И вдруг он понял, что ровно ничего не чувствует. Впервые в жизни он ровно ничего не чувствовал, любуясь этими сокровищами. Не мог побороть безразличие, посторонние мысли. Ушибленное бедро болело все сильнее. Он разложит миниатюры по ящикам, торопливо задвинул их. Тот порядок вещей, над которым он имел неограниченную власть, безнадежно рухнул. Он подумал о Лоранс, о душистой коже Лоранс, о ее золотисто-серых глазах. В тот миг когда он вставал на ноги, потирая бедро, ушибленное о край пианино в «первой гостиной», перед ним блеснуло молниеносное видение. Девочка из школы на улице Мишле. Внезапно она обернулась, показав ему лицо. Но он не успел разглядеть ее черты. Увидел только глаза – огромные, лучезарные, карие глаза. Она взяла его за руку.

– Не буду больше играть на пианино!

– Мне хочется пить. А тебе?

Дождь лил как из ведра, а его мучила жажда. Он отошел от девочки и начал слизывать водяные капельки с железной решетки Люксембургского сада, ощущая холод железных прутьев.

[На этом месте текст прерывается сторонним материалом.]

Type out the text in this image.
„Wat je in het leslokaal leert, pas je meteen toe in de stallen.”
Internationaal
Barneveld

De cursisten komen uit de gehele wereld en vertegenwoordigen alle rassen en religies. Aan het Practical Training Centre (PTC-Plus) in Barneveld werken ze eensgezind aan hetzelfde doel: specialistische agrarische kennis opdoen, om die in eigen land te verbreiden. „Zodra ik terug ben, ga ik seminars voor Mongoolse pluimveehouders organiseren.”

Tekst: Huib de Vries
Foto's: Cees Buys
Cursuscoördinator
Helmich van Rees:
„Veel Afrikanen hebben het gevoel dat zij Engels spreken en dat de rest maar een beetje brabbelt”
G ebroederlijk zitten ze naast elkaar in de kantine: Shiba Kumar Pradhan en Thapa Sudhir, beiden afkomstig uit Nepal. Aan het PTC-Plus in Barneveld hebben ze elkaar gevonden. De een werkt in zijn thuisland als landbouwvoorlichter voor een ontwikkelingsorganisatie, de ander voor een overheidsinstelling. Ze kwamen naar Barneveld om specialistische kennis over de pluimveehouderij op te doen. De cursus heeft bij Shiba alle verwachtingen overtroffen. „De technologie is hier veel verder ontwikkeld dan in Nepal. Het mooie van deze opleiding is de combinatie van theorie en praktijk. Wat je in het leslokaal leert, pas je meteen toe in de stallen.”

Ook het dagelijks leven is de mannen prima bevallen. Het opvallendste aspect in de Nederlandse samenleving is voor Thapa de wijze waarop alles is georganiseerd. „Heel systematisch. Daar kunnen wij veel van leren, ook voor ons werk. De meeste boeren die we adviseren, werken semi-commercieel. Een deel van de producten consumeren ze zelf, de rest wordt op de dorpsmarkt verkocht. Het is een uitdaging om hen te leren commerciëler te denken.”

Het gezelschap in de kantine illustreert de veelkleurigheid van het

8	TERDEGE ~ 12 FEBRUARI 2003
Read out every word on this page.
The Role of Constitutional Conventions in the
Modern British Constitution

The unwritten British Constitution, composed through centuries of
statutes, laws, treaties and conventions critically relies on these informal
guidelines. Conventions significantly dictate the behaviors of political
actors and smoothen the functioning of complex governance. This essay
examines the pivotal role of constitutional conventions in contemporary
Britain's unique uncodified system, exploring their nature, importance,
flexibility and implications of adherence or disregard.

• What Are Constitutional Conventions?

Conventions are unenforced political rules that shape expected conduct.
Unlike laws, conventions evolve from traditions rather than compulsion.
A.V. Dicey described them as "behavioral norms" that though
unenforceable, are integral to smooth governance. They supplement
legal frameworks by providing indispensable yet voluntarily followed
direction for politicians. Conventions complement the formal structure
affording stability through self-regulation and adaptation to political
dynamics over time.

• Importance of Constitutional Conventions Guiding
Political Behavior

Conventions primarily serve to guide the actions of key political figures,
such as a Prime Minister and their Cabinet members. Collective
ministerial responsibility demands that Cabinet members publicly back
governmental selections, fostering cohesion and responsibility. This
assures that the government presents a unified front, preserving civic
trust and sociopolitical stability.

Вот и все. Видение длилось только миг, пока он вставал на ноги. Он растворил окно своей комнаты, впустив шум ливня, поглотившего

и сад, и Антверпен, и Эско, и Северное море вдали. И подумал о детских годах на площади Одеон, которые на десятки лет словно бы выпали из памяти, возникая лишь обрывками, нежданно-негаданно. Он резко обернулся. Прикрыв ладонью рот, лег на свою детскую кровать. И проклял эту маленькую призрачную женщину, что неотрывно следовала за ним по пятам, где бы он ни был. Ему стало холодно. Он пожалел, что не взял грелку, которую Луиза приготовила для него в буфетной. С ненавистью покосился на ящики комода, с отвращением вспомнил свои путешествия, свои магазины, свой номер в отеле. Прошел в туалетную, снял одежду, умылся. Вернулся в спальню. Тоска, охватившая его в «первой гостиной», снова завладела им. Он закрыл окно, отгородившись от дождя и темноты. Нет, это была не тоска – просто он, сидя голым на детской кровати и ловя свое смутное отражение в освещенных стеклах шкафов, чувствовал себя растерянным, убитым. Кто-то затаившийся внутри него жалобно хныкал, «пускал слезу», бормотал по-антверпенски, скулил, упрашивал, заклинал: «Маленькие видимые вещи! Маленькие видимые вещи, вы же связаны с миром невидимого! Вы же стонете, угодив в непомерно большую руку, которая держит вас в плену, давно разучившись играть вами. Вы плачете по пухлым губкам, которые никогда уже не будут гудеть и вибрировать, изображая великолепный рев автомобильного мотора. Маленькие видимые вещички, вы разучились возить своего хозяина, вы бессильны вернуть его в дом, в настоящий, отчий дом, в единственный на свете родной дом, но, молю вас, сохраните для меня, презрев время, это мое любимое местечко на краешке ковра, где детским коленкам так тепло на мягкой старинной шерсти, на границе с темным холодным паркетом, чьи узоры еще тогда пророчили дальние дороги!»

Ей почудилось, будто пара слуховых окошек вперила в нее невидящие круглые глаза цвета расплавленного золота. Лучи семичасового солнца багряными пятнами лежали на полу. «В этой квартирке, – думала Лоранс, – словно пожар занялся». Было семь вечера. Лоранс разглядывала комнату студии, которую оставила ей Роза. Вчера она принесла сюда цветы. Ей следовало бы вернуться к Иву, вернуться домой. Они так и не поехали в Киквилль. Весь день лил дождь. Она не знала телефона Эдуарда в Антверпене. Лоранс Гено чувствовала себя безнадежно одинокой. Вот уже десять лет, как ее мать находилась в клинике Лозанны, на берегу озера, где все дни напролет просиживала у воды на железном стуле под сенью платана – скорбная, погруженная в себя женщина в темно-сером костюме. Ее мысли витали где-то далеко. Тщетно Лоранс обнимала ее – отрешенная мать никого не замечала. Лоранс чувствовала себя отверженной, выброшенной из жизни. Из жизни Ива, из жизни Эдуарда, из музыки – последние три дня, из жизни всех, всего мира. Это ощущение заброшенности было невыносимо для Лоранс. Все, что ни попадалось ей под руку, дышало заброшенностью. И это чувство повергало ее в панику. Куда исчез Эдуард? Чем он занят? Думает ли о ней? И отчего не звонит – боится или, может, попросту отказался от нее?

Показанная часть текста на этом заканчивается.